Senator Bernie Sanders has unveiled a legislative proposal aimed at transferring significant ownership and influence over the largest artificial intelligence (AI) companies in the United States to the American public through the creation of a sovereign wealth fund. The plan, revealed first to The Associated Press, would impose a one-time 50% tax on the stock of AI companies with at least $200 million in annual AI sales, including any new companies that reach this threshold. Sanders estimates that this measure would generate a nearly $7 trillion fund, which would be managed by a seven-person independent commission nominated by the president and confirmed by the Senate [1].
The sovereign wealth fund would make the American public a major shareholder in the country’s largest AI firms, with the commission using its voting shares to block corporate decisions deemed harmful to the public and to advocate for policies that benefit ordinary Americans. Sanders emphasized that the benefits of AI should not be limited to wealthy corporations, stating, "The benefits cannot simply go to the handful of wealthy corporations. They will be shared by the American people" [1].
A 5% annual dividend from the fund is projected to provide direct payments of more than $1,000 to every American, with additional gains allocated to public goods such as education, housing, and health care. Sanders also argued that taxpayers would not bear losses if AI company valuations decline, asserting, "We’re not going to lose any money, even if there is a bust in the bubble" [1].
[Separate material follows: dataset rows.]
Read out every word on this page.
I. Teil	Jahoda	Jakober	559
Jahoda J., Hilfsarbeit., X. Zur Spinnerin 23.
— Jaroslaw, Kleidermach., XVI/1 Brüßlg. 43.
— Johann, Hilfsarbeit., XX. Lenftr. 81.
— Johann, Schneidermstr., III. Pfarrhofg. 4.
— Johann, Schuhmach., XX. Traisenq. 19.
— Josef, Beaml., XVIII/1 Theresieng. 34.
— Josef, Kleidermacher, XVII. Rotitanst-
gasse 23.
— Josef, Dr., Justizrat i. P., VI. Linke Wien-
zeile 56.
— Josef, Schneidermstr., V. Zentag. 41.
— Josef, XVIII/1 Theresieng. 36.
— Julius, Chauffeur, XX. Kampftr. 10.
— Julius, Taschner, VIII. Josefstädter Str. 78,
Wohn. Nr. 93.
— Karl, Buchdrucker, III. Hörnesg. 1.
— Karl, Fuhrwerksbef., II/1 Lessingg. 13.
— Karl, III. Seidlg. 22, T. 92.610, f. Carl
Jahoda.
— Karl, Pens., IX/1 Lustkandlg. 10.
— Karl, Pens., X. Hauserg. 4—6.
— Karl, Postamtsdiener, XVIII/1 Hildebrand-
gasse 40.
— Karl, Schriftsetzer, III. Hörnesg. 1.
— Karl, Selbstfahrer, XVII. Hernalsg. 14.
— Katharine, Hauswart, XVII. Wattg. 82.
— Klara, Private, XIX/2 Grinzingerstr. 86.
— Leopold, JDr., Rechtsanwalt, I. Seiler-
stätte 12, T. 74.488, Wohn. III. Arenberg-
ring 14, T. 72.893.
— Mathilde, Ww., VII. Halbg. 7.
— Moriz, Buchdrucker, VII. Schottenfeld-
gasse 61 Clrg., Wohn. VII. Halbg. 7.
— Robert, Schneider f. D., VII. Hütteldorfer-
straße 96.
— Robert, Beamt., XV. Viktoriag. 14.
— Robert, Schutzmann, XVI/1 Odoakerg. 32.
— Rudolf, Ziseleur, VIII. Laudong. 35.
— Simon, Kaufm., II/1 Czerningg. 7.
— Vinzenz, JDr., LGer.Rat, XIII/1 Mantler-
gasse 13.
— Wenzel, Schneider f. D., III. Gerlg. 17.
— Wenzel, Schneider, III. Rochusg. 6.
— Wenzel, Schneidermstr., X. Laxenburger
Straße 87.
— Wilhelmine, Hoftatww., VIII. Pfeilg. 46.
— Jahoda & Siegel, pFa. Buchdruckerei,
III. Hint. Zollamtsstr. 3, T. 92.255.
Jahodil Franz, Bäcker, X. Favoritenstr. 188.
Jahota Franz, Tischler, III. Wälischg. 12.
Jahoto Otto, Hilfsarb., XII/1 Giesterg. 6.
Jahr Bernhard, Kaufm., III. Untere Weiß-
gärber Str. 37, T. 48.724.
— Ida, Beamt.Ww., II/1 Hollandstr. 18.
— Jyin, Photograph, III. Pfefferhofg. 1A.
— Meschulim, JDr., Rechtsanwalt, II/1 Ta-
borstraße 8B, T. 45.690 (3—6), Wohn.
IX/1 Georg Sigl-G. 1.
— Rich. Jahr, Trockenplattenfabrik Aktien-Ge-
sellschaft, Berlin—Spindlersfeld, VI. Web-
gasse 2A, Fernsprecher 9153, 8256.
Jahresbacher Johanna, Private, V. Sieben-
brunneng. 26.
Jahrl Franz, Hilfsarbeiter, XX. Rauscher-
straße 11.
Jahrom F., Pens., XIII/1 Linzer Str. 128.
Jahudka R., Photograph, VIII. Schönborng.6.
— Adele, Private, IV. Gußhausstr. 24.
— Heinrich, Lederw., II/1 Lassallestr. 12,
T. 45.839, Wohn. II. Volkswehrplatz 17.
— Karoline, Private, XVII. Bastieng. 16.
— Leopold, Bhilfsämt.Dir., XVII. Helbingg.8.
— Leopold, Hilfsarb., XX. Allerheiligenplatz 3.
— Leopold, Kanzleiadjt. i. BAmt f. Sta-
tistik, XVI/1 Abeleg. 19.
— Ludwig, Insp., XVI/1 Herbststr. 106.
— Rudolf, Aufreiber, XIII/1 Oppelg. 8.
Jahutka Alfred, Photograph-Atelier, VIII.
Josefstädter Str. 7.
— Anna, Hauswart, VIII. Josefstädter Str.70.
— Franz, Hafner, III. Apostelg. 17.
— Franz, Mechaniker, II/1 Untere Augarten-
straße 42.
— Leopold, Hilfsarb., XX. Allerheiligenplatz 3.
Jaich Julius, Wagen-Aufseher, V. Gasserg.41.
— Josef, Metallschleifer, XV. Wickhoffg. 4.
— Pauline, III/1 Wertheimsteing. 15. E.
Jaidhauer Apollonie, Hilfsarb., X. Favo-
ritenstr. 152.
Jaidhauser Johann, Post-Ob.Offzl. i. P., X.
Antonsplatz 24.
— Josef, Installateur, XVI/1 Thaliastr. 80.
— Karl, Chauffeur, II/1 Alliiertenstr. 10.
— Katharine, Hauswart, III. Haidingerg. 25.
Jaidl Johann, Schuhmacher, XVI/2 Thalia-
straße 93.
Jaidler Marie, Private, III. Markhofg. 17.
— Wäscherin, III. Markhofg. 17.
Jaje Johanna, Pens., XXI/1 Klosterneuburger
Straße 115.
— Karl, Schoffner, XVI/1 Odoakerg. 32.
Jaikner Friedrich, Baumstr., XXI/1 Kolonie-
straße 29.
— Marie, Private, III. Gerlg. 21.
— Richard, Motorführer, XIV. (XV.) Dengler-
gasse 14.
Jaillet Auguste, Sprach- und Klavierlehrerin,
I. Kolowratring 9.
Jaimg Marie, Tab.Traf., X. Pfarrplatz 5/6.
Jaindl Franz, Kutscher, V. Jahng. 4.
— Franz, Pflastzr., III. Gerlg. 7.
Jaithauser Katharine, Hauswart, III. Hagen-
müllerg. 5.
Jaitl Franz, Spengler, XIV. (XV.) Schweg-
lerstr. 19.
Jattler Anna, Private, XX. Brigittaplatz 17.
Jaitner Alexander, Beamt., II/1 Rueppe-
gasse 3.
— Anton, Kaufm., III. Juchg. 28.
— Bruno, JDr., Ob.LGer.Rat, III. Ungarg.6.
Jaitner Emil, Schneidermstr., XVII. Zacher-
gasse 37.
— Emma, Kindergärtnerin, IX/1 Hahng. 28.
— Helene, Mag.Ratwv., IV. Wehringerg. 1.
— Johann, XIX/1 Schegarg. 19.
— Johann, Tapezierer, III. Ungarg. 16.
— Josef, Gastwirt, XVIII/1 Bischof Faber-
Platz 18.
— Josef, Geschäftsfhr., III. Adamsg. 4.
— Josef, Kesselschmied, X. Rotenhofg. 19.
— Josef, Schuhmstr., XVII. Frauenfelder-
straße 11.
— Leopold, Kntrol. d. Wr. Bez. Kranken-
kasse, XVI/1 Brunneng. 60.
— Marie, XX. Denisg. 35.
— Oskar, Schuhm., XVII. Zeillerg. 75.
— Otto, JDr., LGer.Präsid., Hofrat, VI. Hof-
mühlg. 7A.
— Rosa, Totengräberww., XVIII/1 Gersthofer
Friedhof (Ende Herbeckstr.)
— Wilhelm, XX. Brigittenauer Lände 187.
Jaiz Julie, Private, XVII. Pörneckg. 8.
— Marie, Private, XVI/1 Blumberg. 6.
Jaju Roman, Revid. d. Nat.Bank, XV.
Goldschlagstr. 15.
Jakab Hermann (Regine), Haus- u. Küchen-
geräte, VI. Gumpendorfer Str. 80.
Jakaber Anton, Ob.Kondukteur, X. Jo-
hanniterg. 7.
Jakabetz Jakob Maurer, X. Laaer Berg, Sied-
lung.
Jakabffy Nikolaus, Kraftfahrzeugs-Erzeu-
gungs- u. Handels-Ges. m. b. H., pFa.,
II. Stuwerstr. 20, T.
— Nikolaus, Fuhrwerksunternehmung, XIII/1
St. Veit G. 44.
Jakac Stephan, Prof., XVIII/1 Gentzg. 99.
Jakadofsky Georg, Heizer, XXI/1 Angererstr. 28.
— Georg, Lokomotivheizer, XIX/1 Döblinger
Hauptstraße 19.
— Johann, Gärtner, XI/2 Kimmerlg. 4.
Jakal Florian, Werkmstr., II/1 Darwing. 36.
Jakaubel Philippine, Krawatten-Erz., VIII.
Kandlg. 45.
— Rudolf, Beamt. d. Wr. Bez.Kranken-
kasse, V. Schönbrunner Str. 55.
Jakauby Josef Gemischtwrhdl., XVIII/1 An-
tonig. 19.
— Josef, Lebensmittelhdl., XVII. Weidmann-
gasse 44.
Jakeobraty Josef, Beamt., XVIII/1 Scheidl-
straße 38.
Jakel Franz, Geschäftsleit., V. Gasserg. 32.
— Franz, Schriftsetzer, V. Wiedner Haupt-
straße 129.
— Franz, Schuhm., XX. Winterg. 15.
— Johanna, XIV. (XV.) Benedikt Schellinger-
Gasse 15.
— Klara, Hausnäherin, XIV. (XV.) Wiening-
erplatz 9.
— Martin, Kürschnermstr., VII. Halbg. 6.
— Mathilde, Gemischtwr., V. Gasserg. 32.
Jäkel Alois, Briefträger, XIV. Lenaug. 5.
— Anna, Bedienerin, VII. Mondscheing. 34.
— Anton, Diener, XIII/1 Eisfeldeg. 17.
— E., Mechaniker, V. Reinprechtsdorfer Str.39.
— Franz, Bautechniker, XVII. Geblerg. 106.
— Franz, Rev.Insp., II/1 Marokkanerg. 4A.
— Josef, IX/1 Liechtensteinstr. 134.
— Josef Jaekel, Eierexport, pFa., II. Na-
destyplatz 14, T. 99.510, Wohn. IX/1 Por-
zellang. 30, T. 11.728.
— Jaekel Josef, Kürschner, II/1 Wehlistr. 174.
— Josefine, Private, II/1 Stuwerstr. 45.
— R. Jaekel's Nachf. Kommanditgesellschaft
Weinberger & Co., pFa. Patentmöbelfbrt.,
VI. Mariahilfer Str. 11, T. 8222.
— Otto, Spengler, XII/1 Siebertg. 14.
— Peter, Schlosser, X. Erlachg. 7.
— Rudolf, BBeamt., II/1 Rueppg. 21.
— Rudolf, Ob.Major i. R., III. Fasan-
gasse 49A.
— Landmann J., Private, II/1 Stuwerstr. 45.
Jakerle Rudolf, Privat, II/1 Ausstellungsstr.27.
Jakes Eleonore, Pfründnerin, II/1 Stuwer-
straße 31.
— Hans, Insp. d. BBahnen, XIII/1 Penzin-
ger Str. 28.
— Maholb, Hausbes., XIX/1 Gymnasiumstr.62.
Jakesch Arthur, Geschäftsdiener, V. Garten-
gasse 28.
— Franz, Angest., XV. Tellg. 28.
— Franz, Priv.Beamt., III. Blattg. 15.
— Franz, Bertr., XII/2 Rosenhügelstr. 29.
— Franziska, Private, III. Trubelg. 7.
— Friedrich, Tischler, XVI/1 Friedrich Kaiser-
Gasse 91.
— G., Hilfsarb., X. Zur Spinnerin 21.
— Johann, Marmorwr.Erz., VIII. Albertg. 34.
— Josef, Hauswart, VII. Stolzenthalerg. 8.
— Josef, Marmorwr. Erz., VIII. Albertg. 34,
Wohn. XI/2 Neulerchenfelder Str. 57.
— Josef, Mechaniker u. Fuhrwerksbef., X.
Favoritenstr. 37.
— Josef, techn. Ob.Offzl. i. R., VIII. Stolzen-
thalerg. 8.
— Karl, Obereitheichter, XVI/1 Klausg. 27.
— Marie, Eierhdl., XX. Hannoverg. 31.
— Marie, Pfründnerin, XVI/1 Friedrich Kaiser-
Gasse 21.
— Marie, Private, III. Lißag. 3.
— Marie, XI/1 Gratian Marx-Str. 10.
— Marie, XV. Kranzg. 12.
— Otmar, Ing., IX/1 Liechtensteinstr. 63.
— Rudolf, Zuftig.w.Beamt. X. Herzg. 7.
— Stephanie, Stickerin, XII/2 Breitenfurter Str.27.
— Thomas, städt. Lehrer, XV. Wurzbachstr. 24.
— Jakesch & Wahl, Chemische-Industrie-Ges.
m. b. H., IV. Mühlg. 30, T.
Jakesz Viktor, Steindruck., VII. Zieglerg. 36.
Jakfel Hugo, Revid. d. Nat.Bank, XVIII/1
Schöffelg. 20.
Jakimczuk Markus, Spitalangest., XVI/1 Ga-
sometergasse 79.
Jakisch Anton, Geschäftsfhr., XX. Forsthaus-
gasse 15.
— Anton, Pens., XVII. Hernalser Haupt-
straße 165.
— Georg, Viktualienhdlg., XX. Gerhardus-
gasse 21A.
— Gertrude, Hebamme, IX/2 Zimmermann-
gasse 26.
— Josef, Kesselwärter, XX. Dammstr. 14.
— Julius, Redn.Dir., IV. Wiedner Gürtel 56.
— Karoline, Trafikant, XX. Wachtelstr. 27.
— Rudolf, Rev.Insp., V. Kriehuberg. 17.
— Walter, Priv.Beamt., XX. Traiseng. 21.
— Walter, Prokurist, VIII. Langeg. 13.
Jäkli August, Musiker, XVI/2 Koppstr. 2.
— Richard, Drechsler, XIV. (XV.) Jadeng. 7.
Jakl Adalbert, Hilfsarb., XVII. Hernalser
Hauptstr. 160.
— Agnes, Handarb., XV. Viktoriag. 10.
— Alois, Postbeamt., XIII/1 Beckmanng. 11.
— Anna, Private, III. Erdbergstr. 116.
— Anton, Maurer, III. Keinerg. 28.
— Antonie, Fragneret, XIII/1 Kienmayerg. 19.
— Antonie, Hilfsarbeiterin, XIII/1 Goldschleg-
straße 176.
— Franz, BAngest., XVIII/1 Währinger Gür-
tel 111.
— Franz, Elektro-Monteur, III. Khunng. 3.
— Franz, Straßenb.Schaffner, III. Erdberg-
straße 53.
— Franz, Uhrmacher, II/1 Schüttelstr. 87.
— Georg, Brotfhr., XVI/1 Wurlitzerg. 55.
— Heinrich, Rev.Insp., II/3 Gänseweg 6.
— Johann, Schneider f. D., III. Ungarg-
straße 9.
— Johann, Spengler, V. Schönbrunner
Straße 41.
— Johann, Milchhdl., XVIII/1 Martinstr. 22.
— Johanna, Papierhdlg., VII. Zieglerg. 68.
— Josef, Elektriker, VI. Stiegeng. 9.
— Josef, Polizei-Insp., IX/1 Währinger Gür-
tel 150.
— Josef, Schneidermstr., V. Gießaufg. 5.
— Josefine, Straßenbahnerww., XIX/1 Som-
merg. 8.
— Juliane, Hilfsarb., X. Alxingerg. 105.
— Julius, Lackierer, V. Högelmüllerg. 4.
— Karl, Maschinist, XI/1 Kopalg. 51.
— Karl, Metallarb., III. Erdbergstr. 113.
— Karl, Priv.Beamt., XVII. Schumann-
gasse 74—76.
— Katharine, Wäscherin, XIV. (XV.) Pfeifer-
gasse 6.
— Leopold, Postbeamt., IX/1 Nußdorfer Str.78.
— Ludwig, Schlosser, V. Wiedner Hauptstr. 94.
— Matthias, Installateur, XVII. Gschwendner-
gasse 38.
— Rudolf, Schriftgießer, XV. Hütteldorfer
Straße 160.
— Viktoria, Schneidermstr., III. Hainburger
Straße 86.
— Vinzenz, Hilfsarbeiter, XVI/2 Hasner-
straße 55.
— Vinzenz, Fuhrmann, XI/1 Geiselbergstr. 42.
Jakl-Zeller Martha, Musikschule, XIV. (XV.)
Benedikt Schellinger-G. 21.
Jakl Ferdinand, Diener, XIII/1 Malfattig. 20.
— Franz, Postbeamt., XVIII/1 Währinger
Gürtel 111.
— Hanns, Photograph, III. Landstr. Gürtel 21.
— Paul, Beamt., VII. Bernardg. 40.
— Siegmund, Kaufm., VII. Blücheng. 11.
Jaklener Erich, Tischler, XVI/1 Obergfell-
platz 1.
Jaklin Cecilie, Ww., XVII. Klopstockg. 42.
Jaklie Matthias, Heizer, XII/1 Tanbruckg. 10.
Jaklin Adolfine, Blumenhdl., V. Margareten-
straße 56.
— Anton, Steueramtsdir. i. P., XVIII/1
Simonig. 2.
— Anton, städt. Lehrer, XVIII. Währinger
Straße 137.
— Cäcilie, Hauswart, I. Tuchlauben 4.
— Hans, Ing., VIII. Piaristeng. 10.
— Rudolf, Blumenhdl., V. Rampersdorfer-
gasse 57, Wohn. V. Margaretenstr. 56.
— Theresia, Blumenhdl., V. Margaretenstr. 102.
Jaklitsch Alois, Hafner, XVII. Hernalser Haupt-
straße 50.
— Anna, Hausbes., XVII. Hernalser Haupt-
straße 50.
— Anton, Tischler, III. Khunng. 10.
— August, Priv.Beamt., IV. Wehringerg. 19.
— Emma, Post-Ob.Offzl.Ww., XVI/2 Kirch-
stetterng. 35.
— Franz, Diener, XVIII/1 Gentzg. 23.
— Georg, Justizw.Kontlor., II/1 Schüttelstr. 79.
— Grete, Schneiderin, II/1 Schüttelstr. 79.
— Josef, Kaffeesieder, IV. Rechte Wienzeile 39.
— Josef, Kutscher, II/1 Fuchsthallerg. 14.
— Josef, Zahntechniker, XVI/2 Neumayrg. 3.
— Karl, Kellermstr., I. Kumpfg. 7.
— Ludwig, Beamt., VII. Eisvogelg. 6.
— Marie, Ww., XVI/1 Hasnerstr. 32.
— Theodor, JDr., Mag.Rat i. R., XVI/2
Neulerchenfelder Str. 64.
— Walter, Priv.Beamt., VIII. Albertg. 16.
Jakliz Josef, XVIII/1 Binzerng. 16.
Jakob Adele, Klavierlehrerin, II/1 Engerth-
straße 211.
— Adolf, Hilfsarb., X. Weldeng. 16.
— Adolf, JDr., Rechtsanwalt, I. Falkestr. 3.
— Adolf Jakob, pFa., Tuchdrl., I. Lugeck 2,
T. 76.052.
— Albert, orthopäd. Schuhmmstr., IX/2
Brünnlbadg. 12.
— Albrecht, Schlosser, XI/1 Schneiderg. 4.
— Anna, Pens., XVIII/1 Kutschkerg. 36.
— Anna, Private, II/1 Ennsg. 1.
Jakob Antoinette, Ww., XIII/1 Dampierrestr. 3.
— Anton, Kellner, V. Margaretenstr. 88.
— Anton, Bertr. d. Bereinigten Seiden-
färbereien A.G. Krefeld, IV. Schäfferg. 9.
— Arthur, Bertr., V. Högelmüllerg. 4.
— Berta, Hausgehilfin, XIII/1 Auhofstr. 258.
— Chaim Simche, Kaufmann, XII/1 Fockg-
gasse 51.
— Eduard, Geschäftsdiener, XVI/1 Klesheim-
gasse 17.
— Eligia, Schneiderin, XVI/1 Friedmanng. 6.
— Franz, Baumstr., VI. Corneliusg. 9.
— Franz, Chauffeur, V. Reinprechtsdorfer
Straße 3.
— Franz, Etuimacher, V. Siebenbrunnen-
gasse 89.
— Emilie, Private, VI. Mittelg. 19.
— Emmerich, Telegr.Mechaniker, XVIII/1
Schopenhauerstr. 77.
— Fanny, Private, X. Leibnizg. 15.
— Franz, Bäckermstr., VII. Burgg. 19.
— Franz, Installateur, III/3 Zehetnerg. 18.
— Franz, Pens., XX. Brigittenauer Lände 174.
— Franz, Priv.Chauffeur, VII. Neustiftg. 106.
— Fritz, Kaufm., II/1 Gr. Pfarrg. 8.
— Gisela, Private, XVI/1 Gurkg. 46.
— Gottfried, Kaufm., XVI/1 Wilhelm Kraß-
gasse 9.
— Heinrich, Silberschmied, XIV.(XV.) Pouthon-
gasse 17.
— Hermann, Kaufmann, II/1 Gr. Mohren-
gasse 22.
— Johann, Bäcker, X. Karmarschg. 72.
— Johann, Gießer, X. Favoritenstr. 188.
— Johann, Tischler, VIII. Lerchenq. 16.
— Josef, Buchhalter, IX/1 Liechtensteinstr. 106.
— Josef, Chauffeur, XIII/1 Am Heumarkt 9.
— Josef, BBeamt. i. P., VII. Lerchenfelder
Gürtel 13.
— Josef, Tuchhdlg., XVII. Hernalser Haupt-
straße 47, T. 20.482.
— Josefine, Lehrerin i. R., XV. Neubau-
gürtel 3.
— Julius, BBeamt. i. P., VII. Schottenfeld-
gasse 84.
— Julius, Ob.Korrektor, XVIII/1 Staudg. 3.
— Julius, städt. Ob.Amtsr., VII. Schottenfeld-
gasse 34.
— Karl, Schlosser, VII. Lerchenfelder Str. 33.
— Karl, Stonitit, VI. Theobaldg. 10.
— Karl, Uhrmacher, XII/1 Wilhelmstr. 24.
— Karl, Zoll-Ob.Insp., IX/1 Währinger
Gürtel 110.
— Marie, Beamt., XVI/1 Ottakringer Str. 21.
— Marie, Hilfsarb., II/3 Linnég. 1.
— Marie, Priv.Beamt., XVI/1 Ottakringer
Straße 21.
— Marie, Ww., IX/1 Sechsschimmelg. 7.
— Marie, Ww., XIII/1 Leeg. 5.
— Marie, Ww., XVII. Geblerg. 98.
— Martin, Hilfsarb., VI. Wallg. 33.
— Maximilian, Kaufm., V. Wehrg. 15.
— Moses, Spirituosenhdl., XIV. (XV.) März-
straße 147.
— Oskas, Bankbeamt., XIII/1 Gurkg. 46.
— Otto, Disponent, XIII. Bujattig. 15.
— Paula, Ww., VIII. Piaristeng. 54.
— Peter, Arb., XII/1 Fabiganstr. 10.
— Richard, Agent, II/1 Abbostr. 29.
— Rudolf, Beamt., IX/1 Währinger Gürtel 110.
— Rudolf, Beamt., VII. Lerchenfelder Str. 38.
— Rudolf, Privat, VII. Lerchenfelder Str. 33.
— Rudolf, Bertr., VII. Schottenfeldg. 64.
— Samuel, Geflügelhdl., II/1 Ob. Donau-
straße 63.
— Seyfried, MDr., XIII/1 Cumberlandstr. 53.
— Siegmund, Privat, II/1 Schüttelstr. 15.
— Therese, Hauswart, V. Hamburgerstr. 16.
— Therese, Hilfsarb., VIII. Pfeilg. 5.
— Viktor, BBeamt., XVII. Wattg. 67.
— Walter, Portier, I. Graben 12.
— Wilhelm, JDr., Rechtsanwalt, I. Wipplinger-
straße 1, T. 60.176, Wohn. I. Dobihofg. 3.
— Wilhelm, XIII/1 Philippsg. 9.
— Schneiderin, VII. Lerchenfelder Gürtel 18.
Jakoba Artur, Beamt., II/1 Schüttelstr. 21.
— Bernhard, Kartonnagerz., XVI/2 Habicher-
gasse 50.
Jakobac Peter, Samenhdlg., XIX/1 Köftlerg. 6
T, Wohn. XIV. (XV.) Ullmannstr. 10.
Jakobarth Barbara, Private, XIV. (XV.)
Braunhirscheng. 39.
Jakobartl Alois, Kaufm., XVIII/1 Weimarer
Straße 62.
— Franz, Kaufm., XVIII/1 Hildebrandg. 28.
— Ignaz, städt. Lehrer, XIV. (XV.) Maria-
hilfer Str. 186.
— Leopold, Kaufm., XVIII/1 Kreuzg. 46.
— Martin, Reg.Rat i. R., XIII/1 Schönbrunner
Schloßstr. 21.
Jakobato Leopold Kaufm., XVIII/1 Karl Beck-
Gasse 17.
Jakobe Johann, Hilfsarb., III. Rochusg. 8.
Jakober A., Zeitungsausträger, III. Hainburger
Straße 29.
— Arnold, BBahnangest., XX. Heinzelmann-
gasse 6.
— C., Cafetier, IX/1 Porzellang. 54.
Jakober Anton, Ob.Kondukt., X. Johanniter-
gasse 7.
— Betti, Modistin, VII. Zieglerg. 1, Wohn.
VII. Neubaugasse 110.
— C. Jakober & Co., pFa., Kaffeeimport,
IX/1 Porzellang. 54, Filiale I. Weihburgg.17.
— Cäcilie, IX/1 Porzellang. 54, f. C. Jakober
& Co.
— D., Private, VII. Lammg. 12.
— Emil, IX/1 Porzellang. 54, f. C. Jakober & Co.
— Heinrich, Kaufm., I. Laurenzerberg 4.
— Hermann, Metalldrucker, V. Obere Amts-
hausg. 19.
The proposal has drawn interest from a range of figures, including President Donald Trump and OpenAI CEO Sam Altman, though Sanders’ plan goes further by calling for public ownership of half of the largest AI companies and direct influence over their decision-making [1]. This is the first legislative attempt to enact such a sovereign wealth fund in the U.S., according to the bill summary obtained by the AP [1].
CONCLUSION
Bernie Sanders’ proposal represents a significant potential shift in the ownership and governance of major AI companies, with the aim of distributing AI-generated wealth more broadly among Americans. If enacted, the plan could have substantial market implications by altering corporate control and redirecting profits toward public benefit. The proposal is likely to spark debate among policymakers, industry leaders, and investors regarding the future structure of the AI sector.